I think I finally am understanding why people say to get your insurance before COBRA expires but I want to make sure I understand. Here are my questions. Can anyone confirm/answer them? :confused:

1. If we start now while we are relatively healthy and get sick while on the new insurance, it will not effect our rates in the future if we keep the same insurance. Rates are determined when you are underwritten and are based on age and sex (in MO). So the several hundred dollars we might save staying on COBRA could be eaten up very quickly in the 10 years we have before medicare kicks in.

This is where I always put a few caveats to dgoldenz answer. Technically this is a matter of state law and if your state law does not bar re-underwriting, the insurance companies can raise rates based on claims. Many states do bar this practice. I don't know about Missouri. It is very unclear how common this practice is in states that do not bar it but it certainly has happened. It may be the case that it occurs less or not at all with "name brand" insurers.

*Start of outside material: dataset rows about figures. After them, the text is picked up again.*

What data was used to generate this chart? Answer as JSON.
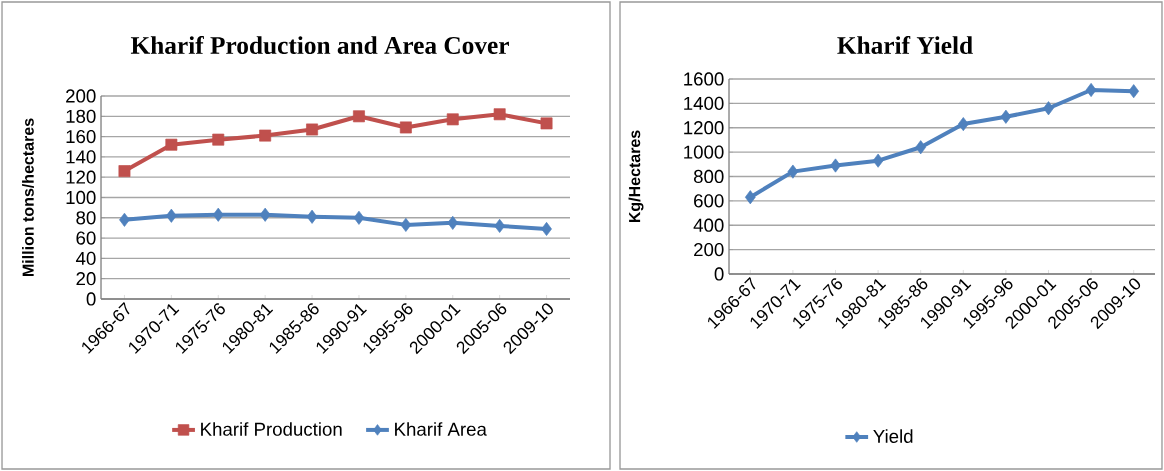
{
  "chart_data": [
    {
      "type": "line",
      "title": "Kharif Production and Area Cover",
      "ylabel": "Million tons/hectares",
      "categories": [
        "1966-67",
        "1970-71",
        "1975-76",
        "1980-81",
        "1985-86",
        "1990-91",
        "1995-96",
        "2000-01",
        "2005-06",
        "2009-10"
      ],
      "series": [
        {
          "name": "Kharif Production",
          "color": "#c0504d",
          "marker": "square",
          "values": [
            126,
            152,
            157,
            161,
            167,
            180,
            169,
            177,
            182,
            173
          ]
        },
        {
          "name": "Kharif Area",
          "color": "#4f81bd",
          "marker": "diamond",
          "values": [
            78,
            82,
            83,
            83,
            81,
            80,
            73,
            75,
            72,
            69
          ]
        }
      ],
      "ylim": [
        0,
        200
      ],
      "yticks": [
        0,
        20,
        40,
        60,
        80,
        100,
        120,
        140,
        160,
        180,
        200
      ],
      "grid": "y",
      "legend": "bottom"
    },
    {
      "type": "line",
      "title": "Kharif  Yield",
      "ylabel": "Kg/Hectares",
      "categories": [
        "1966-67",
        "1970-71",
        "1975-76",
        "1980-81",
        "1985-86",
        "1990-91",
        "1995-96",
        "2000-01",
        "2005-06",
        "2009-10"
      ],
      "series": [
        {
          "name": "Yield",
          "color": "#4f81bd",
          "marker": "diamond",
          "values": [
            630,
            840,
            890,
            930,
            1040,
            1230,
            1290,
            1360,
            1510,
            1500
          ]
        }
      ],
      "ylim": [
        0,
        1600
      ],
      "yticks": [
        0,
        200,
        400,
        600,
        800,
        1000,
        1200,
        1400,
        1600
      ],
      "grid": "y",
      "legend": "bottom"
    }
  ]
}
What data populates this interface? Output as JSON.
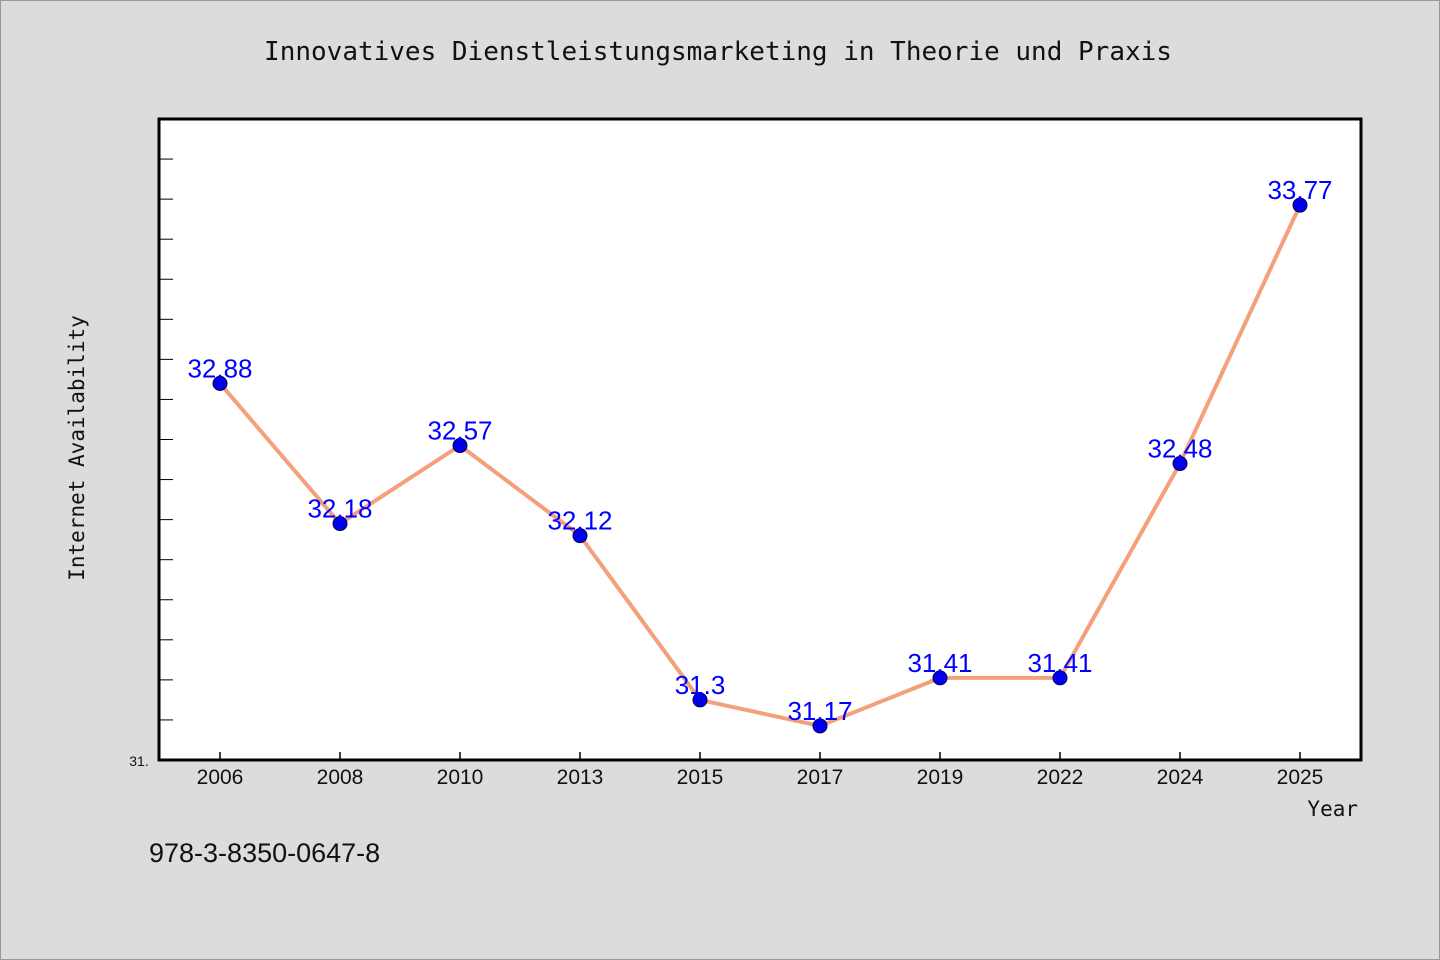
{
  "chart_data": {
    "type": "line",
    "title": "Innovatives Dienstleistungsmarketing in Theorie und Praxis",
    "xlabel": "Year",
    "ylabel": "Internet Availability",
    "categories": [
      "2006",
      "2008",
      "2010",
      "2013",
      "2015",
      "2017",
      "2019",
      "2022",
      "2024",
      "2025"
    ],
    "series": [
      {
        "values": [
          32.88,
          32.18,
          32.57,
          32.12,
          31.3,
          31.17,
          31.41,
          31.41,
          32.48,
          33.77
        ],
        "data_labels": [
          "32.88",
          "32.18",
          "32.57",
          "32.12",
          "31.3",
          "31.17",
          "31.41",
          "31.41",
          "32.48",
          "33.77"
        ]
      }
    ],
    "ylim": [
      31.0,
      34.2
    ],
    "y_min_label": "31.",
    "grid": false,
    "legend": "none"
  },
  "colors": {
    "background": "#dcdcdc",
    "plot_background": "#ffffff",
    "line": "#f4a07a",
    "marker": "#0000ee",
    "data_label": "#0000ff",
    "axis": "#000000"
  },
  "footer": {
    "isbn": "978-3-8350-0647-8"
  }
}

What is more common is that the rates for the entire group may go up, especially if the people in the group are aging or have a lot of claims. The healthy ones leave the group for better rates and the rates go higher and higher for the ones who are left and can't get underwritten insurance.

Or, the plan is terminated and the healthy people are able to get on a new plan and the unhealthy are not.

So, just because you get a plan and are healthy now is no guaranty that things will not change in the future. I wonder how many people on individual plans end up on the same plan for decades. Not many I would guess.